More than three-quarters of the salt we typically consume is hidden in restaurant food and prepackaged food from a store. Just take a look at how much sodium these foods contain:

- A McDonald's Quarter Pounder with Cheese: 1,190 milligrams (mg) of sodium;
- One Wendy's Chicken BLT salad with no dressing: 1,280 mg;
- Salad dressing for the salad: 330 mg; and
- A half-cup serving of canned green beans: 400 mg of sodium.

Totaling these examples demonstrates how unattainable the 1,500 mg or even 2,300 mg targets seem. And it is difficult if not impossible to find nutritional information when dining out, making it a challenge for people to select low-salt foods.

Doctors say eating all of this sodium makes people 90 percent more likely to develop hypertension. TMA's Texas Medicine magazine reports that cutting 50 percent of the sodium in processed food could save 150,000 lives each year.

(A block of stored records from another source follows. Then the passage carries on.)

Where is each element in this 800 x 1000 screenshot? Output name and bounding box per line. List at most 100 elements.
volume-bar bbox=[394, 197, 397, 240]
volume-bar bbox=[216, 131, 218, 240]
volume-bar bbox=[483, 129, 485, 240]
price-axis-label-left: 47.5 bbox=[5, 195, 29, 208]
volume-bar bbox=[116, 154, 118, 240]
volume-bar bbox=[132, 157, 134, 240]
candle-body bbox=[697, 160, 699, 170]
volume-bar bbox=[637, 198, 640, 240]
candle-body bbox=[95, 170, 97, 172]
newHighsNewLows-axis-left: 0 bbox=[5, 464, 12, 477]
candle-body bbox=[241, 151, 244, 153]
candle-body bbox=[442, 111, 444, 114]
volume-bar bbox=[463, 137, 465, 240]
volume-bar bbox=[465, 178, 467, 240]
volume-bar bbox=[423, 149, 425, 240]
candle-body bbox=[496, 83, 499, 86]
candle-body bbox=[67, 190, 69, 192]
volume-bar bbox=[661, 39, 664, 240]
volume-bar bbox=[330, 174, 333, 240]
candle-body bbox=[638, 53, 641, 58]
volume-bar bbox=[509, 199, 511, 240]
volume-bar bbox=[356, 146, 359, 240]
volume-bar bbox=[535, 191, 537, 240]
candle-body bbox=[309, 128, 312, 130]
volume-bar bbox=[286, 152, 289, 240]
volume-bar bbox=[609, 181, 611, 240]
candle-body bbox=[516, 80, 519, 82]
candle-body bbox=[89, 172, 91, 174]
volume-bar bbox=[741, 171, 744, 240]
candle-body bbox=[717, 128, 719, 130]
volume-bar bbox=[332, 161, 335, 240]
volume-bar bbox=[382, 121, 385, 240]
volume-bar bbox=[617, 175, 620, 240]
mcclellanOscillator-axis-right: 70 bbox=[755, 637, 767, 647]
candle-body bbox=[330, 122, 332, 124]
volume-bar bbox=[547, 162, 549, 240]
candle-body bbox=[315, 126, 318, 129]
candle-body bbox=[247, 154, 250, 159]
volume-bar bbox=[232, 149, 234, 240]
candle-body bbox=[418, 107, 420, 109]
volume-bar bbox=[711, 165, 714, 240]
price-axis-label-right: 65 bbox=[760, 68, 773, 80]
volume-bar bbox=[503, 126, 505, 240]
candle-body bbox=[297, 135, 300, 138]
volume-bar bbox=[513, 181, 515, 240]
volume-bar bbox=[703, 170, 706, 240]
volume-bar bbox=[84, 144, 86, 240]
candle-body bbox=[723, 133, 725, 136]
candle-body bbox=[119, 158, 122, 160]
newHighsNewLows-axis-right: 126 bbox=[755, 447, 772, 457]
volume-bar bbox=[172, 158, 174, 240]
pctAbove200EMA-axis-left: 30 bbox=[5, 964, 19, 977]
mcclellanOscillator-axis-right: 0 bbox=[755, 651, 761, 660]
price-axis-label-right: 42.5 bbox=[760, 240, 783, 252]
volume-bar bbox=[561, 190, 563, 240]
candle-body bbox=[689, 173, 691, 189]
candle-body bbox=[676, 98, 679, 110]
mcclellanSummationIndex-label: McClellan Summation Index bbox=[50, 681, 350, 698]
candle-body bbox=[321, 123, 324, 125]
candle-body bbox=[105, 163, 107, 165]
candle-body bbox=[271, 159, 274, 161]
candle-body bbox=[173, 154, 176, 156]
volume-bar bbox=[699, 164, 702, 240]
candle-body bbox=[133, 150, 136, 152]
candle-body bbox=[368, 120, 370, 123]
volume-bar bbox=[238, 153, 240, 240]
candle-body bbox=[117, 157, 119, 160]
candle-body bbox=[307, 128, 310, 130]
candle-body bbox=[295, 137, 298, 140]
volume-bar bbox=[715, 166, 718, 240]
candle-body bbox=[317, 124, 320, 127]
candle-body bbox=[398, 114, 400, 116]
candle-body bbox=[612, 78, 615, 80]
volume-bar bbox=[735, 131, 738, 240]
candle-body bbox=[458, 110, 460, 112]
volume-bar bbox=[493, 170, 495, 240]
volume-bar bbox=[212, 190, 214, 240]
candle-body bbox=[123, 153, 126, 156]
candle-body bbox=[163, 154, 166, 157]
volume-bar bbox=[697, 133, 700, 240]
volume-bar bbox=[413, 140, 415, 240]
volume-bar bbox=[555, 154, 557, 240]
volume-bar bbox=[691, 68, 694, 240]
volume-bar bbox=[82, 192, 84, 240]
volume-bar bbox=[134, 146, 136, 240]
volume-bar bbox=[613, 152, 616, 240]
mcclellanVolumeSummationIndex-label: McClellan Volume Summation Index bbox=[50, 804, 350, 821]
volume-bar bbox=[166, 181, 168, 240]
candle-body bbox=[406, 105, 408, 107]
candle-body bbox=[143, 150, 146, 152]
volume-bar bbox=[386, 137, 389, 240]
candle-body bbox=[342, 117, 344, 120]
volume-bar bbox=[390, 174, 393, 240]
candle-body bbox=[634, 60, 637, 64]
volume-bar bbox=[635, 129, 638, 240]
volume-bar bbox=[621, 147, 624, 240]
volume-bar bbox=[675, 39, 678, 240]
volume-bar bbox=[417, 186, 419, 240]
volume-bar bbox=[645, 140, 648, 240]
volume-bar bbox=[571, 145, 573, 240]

"This is a man-made problem caused by conscious decisions by food processors to disguise their food with so much salt," says Dr. Wharton. TMA's Council on Scientific Affairs is asking the association's governing body to push the U. S. Food and Drug Administration (FDA) and Congress to act. TMA's Council on Scientific Affairs physicians want food manufacturers to reduce the salt content of food served in schools. They also want manufacturers to put warning labels on high-sodium foods. The American Medical Association is among the medical groups already on the salt-reduction bandwagon. TMA's national affiliate petitioned the FDA to toughen the regulatory status of salt and revoke its status as "generally regarded as safe."

The Texas Public Health Coalition, which TMA helped form in 2007 and of which TMA is a member, also supports local and state efforts to push manufacturers to reduce sodium content, and to more clearly label processed foods and restaurant meals. "We know that merely labeling changes behavior," says Dr. Fonseca, arguing that people would make healthier choices if high-sodium foods were more clearly labeled.

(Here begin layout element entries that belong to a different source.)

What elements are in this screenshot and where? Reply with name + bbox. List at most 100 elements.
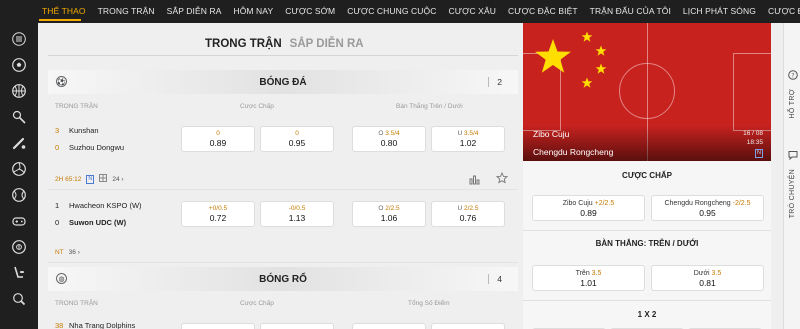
stats-grid-icon[interactable] [99,174,108,184]
more-markets-count: 36 [68,249,76,256]
odds-value: 0.76 [459,213,477,223]
column-live: TRONG TRẬN [55,300,98,307]
handicap-odds-partial[interactable] [181,323,255,329]
handicap-home-odds[interactable]: +0/0.5 0.72 [181,201,255,227]
panel-handicap-home[interactable]: Zibo Cuju +2/2.5 0.89 [532,195,645,221]
more-markets-count: 24 [112,175,120,183]
nav-outright[interactable]: CƯỢC CHUNG CUỘC [341,0,442,23]
column-handicap: Cược Chấp [240,103,274,110]
more-markets-link[interactable]: 24 › [112,176,123,183]
nav-my-matches[interactable]: TRẬN ĐẤU CỦA TÔI [584,0,677,23]
panel-handicap-away[interactable]: Chengdu Rongcheng -2/2.5 0.95 [651,195,764,221]
nav-schedule[interactable]: LỊCH PHÁT SÓNG [677,0,762,23]
basketball-section-header[interactable]: ◍ BÓNG RỔ 4 [48,267,518,291]
side-tab-rail: ? HỖ TRỢ TRÒ CHUYỆN [783,23,800,329]
home-score: 38 [55,321,64,329]
nav-upcoming[interactable]: SẮP DIỄN RA [161,0,228,23]
over-odds[interactable]: O 2/2.5 1.06 [352,201,426,227]
neutral-badge: N [86,174,95,184]
panel-under[interactable]: Dưới 3.5 0.81 [651,265,764,291]
badminton-icon[interactable] [11,109,27,125]
handicap-line: -2/2.5 [732,200,751,207]
away-team[interactable]: 0 Suwon UDC (W) [55,218,126,227]
match-time: NT [55,249,64,256]
odds-value: 1.02 [459,138,477,148]
esports-icon[interactable] [11,213,27,229]
tab-live[interactable]: TRONG TRẬN [205,38,282,50]
row-divider [48,189,518,190]
favorite-star-icon[interactable] [495,171,509,189]
total-odds-partial[interactable] [352,323,426,329]
table-tennis-icon[interactable] [11,291,27,307]
away-name: Suwon UDC (W) [69,218,127,227]
help-tab[interactable]: ? HỖ TRỢ [786,67,799,118]
stats-icon[interactable] [469,172,480,190]
under-odds[interactable]: U 3.5/4 1.02 [431,126,505,152]
handicap-home-odds[interactable]: 0 0.89 [181,126,255,152]
odds-value: 1.01 [580,278,597,288]
match-meta: 2H 65:12 N 24 › [55,174,124,184]
pool-icon[interactable]: 8 [11,239,27,255]
home-score: 3 [55,126,60,135]
nav-early[interactable]: CƯỢC SỚM [279,0,341,23]
under-line: 3.5/4 [464,130,479,137]
section-title: BÓNG ĐÁ [259,76,307,88]
over-line: 3.5 [591,270,602,277]
under-odds[interactable]: U 2/2.5 0.76 [431,201,505,227]
nav-parlay[interactable]: CƯỢC XÂU [443,0,502,23]
chat-tab[interactable]: TRÒ CHUYỆN [786,147,799,218]
over-label: O [378,205,384,212]
odds-value: 0.95 [699,208,716,218]
total-odds-partial[interactable] [431,323,505,329]
ice-hockey-icon[interactable] [11,265,27,281]
handicap-away-odds[interactable]: -0/0.5 1.13 [260,201,334,227]
handicap-away-odds[interactable]: 0 0.95 [260,126,334,152]
column-over-under: Bàn Thắng Trên / Dưới [396,103,463,110]
nav-my-bets[interactable]: CƯỢC ĐÃ ĐẶT [762,0,800,23]
handicap-line: -0/0.5 [288,205,306,212]
under-label: U [457,130,463,137]
match-time: 2H 65:12 [55,175,82,183]
odds-value: 0.81 [699,278,716,288]
odds-value: 0.95 [288,138,306,148]
home-team[interactable]: 3 Kunshan [55,126,99,135]
panel-time: 18:35 [746,139,763,146]
nav-special[interactable]: CƯỢC ĐẶC BIỆT [502,0,584,23]
football-section-header[interactable]: ⚽ BÓNG ĐÁ 2 [48,70,518,94]
handicap-odds-partial[interactable] [260,323,334,329]
basketball-icon[interactable] [11,83,27,99]
over-odds[interactable]: O 3.5/4 0.80 [352,126,426,152]
match-banner: Zibo Cuju Chengdu Rongcheng 16 / 08 18:3… [523,23,771,161]
baseball-icon[interactable] [11,135,27,151]
odds-value: 0.89 [580,208,597,218]
panel-1x2-title: 1 X 2 [637,310,657,319]
tennis-icon[interactable] [11,187,27,203]
away-score: 0 [55,143,60,152]
sport-icon-rail: 8 [0,23,38,329]
active-nav-underline [39,19,81,21]
chat-icon [788,147,798,165]
menu-icon[interactable] [11,31,27,47]
small-star-icon [581,31,593,42]
home-team[interactable]: 1 Hwacheon KSPO (W) [55,201,142,210]
home-team[interactable]: 38 Nha Trang Dolphins [55,321,135,329]
panel-handicap-title: CƯỢC CHẤP [622,171,672,180]
help-label: HỖ TRỢ [789,89,796,119]
under-label: U [457,205,463,212]
volleyball-icon[interactable] [11,161,27,177]
more-markets-link[interactable]: 36 › [69,249,80,256]
panel-home-team: Zibo Cuju [533,129,570,139]
nav-live[interactable]: TRONG TRẬN [92,0,161,23]
away-name: Suzhou Dongwu [69,143,125,152]
football-icon[interactable] [11,57,27,73]
nav-today[interactable]: HÔM NAY [227,0,279,23]
tab-upcoming[interactable]: SẮP DIỄN RA [290,38,364,50]
team-name: Chengdu Rongcheng [664,200,731,207]
home-name: Hwacheon KSPO (W) [69,201,142,210]
odds-value: 1.06 [380,213,398,223]
small-star-icon [595,63,607,74]
panel-over[interactable]: Trên 3.5 1.01 [532,265,645,291]
away-team[interactable]: 0 Suzhou Dongwu [55,143,124,152]
team-name: Zibo Cuju [562,200,593,207]
odds-value: 0.72 [209,213,227,223]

These actions come not a moment too soon. Physicians say children as young as 5 years are beginning to suffer from kidney stones, a health condition that once only adults faced. Medical experts believe that kidney stones - painful crystallizations of several substances in urine, are chiefly caused by improper diet: A diet too high in sodium and too low in water consumption. "As a pediatric nephrologist, I have seen a remarkable increase in kidney stones in children," says TMA physician leader Watson Arnold, MD, clinical professor in the Department of Pediatrics at Texas Tech University Health Sciences Center School of Medicine. Beyond salty foods and snacks, he blames high-sodium athletic drinks like Gatorade and PowerAde as chief culprits. He says "simply eliminating these salt-saturated drinks in many cases removes the [higher calcium] that causes kidney stones."

Food manufacturers in America are reluctant to cut the salt in their products, according to Dr. Fonseca. He says they claim using other flavorings instead of salt would increase costs. However one major food corporation, Yum! Foods, just announced they will begin posting caloric information on menus in their restaurants, Kentucky Fried Chicken, Taco Bell, Pizza Hut, Long John Silver's, and A&W All-American Food. The new menus apparently will not list sodium content, but the corporation pledges to "look at ways to reduce sodium" in its food.

Dr. Fonseca notes that some European countries have been reducing sodium in food for years. Menu items at European McDonald's restaurants have lower sodium than their American counterparts. "They're still selling Big Macs," he says. "They're still making money. The manufacturers already know how to reduce sodium."

Dr. Wharton hopes for eventual national policy to reduce sodium and improve food safety. "We must educate physicians and the public so that public pressure can reverse this costly health crisis," he says. "We have to act to protect patients before it's too late."

TMA is the largest state medical society in the nation, representing more than 43,000 physician and medical student members. It is located in Austin and has 120 component county medical societies around the state. Organized in 1853, TMA's key objective is to improve the health of all Texans.